LONDON (Sputnik) - It is up to the Bank of England to decide whether to give Venezuelan President Nicolas Maduro access to gold reserves it is holding under contract, Alan Duncan, the minister of state at the UK Foreign and Commonwealth Office, said.
LONDON (Sputnik) - It is up to the Bank of England to decide whether to give Venezuelan President Nicolas Maduro access to gold reserves it is holding under contract, Alan Duncan, the minister of state at the UK Foreign and Commonwealth Office, said.
"This is a decision for the Bank of England, not for government. It is they who have to make a decision on this, but no doubt they will take into account when they do so, the fact that a large number of countries across the world are now questioning the legitimacy of Nicolas Maduro and recognizing that of Juan Guaido", Duncan told the UK parliament during an urgent question on Venezuela.

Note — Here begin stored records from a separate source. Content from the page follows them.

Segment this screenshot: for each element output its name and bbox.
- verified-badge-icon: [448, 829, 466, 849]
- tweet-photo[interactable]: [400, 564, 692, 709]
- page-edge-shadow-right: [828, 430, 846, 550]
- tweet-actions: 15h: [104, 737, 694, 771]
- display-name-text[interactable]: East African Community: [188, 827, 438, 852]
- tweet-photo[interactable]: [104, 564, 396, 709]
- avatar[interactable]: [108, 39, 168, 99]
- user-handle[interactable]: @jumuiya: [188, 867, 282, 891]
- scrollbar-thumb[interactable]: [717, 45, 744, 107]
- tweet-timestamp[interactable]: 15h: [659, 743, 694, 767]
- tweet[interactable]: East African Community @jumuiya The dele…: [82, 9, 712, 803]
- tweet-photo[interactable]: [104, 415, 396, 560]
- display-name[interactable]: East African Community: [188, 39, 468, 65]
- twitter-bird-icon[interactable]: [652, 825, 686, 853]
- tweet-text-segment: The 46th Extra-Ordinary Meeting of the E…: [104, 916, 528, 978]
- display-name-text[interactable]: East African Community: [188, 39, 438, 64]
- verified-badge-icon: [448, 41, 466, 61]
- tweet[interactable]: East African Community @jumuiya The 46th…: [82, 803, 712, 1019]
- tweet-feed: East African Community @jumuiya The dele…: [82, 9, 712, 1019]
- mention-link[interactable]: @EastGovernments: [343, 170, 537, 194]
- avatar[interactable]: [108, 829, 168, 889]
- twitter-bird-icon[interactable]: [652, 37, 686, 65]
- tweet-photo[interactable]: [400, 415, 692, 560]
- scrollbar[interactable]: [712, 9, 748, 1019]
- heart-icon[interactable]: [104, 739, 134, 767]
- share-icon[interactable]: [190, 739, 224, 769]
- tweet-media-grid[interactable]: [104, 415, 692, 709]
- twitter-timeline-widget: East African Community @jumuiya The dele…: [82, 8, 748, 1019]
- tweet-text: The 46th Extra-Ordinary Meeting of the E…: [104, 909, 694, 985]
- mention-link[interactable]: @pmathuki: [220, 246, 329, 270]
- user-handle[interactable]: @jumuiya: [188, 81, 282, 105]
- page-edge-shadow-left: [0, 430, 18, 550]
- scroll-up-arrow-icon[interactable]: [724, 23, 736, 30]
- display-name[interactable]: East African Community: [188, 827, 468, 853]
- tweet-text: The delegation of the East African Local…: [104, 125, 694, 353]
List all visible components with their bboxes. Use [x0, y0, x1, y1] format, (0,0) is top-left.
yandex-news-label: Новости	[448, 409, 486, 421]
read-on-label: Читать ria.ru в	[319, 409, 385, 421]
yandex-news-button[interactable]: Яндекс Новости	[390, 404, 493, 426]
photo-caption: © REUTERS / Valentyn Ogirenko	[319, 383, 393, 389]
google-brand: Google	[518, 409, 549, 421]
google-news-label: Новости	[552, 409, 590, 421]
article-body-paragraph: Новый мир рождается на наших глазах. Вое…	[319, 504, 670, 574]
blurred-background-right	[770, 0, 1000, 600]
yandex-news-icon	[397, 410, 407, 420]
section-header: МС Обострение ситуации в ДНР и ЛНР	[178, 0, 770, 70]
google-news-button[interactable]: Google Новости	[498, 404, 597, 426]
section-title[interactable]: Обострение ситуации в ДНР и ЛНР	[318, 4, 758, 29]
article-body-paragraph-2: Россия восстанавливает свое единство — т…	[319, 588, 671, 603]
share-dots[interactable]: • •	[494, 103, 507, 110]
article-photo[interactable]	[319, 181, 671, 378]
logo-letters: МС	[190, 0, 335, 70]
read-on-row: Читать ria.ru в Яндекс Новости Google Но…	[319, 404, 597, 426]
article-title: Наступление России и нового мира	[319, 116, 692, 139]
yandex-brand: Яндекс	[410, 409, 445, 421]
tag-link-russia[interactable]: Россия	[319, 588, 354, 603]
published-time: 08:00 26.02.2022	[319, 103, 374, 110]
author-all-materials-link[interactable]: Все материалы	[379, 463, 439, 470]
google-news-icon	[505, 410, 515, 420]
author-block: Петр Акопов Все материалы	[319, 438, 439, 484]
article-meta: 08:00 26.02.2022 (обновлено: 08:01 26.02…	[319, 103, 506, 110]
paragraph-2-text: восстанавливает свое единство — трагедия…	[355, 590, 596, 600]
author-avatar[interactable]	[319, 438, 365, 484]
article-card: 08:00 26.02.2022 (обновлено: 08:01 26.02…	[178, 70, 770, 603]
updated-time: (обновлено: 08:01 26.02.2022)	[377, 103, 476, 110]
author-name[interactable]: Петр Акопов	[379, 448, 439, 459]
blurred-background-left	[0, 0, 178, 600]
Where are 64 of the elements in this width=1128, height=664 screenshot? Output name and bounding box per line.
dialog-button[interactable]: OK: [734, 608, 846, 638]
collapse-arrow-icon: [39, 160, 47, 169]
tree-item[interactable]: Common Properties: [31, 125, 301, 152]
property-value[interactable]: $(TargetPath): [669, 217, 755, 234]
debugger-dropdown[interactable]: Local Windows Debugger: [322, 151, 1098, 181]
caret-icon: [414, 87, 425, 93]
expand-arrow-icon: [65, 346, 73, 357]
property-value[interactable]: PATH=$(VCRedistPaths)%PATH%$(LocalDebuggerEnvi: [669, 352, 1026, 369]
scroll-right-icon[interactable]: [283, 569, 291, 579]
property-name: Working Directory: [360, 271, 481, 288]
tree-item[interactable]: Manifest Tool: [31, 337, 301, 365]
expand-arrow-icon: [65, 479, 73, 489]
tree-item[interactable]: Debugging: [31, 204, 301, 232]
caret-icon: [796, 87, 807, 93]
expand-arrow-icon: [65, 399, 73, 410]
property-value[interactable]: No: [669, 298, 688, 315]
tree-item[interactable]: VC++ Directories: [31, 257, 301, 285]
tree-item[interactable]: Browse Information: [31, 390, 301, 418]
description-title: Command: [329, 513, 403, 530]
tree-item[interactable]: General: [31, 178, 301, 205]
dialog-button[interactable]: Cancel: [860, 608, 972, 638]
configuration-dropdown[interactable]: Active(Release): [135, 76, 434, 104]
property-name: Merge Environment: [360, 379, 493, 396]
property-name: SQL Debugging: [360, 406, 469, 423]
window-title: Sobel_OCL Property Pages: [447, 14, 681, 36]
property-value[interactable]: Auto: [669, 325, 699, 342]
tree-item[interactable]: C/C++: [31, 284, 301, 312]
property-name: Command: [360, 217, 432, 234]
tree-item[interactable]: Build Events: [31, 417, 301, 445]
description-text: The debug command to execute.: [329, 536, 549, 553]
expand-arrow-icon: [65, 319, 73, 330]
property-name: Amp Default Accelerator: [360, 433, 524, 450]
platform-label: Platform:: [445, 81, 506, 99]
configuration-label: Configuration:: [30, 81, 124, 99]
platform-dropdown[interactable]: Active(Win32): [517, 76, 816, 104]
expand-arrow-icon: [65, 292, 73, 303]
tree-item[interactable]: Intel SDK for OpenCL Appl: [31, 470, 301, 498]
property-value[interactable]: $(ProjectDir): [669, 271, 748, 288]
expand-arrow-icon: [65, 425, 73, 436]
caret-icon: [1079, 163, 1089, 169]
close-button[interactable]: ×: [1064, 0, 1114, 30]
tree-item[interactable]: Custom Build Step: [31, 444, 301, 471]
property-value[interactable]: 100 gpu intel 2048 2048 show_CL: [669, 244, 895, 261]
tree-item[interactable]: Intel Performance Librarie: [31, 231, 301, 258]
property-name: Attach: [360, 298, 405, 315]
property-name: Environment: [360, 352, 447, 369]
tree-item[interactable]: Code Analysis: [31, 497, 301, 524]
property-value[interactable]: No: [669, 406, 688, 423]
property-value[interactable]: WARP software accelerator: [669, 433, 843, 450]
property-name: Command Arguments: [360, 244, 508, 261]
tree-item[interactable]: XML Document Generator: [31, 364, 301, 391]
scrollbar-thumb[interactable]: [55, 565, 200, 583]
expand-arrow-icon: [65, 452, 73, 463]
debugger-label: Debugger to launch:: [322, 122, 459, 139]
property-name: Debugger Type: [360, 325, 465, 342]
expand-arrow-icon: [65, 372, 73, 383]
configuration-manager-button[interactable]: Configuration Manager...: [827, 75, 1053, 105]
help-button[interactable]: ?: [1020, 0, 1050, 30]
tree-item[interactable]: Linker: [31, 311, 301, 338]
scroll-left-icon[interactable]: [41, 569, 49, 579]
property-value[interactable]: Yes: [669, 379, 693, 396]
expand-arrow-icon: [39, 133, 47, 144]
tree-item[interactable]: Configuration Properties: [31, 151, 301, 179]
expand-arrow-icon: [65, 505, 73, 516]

The statement comes after media reported on 28 January that Juan Guaido, the Venezuelan opposition leader, who proclaimed himself the country's interim president last week, had sent a letter to UK Prime Minister Theresa May and Mark Carney, the governor of the Bank of England, asking them to prevent Maduro from pulling out any of gold held in the UK's central bank.
Guaido reportedly said in the letter to the UK authorities that if the money was transferred it would be used by Maduro government "to repress" the Venezuelan people.
On 26 January, the Bloomberg news agency reported, citing sources familiar with the matter, that the Bank of England had rejected Maduro officials' request to withdraw $1.2 billion worth of gold after US senior officials lobbied their counterparts in the United Kingdom to help cut off the Maduro government from its foreign assets.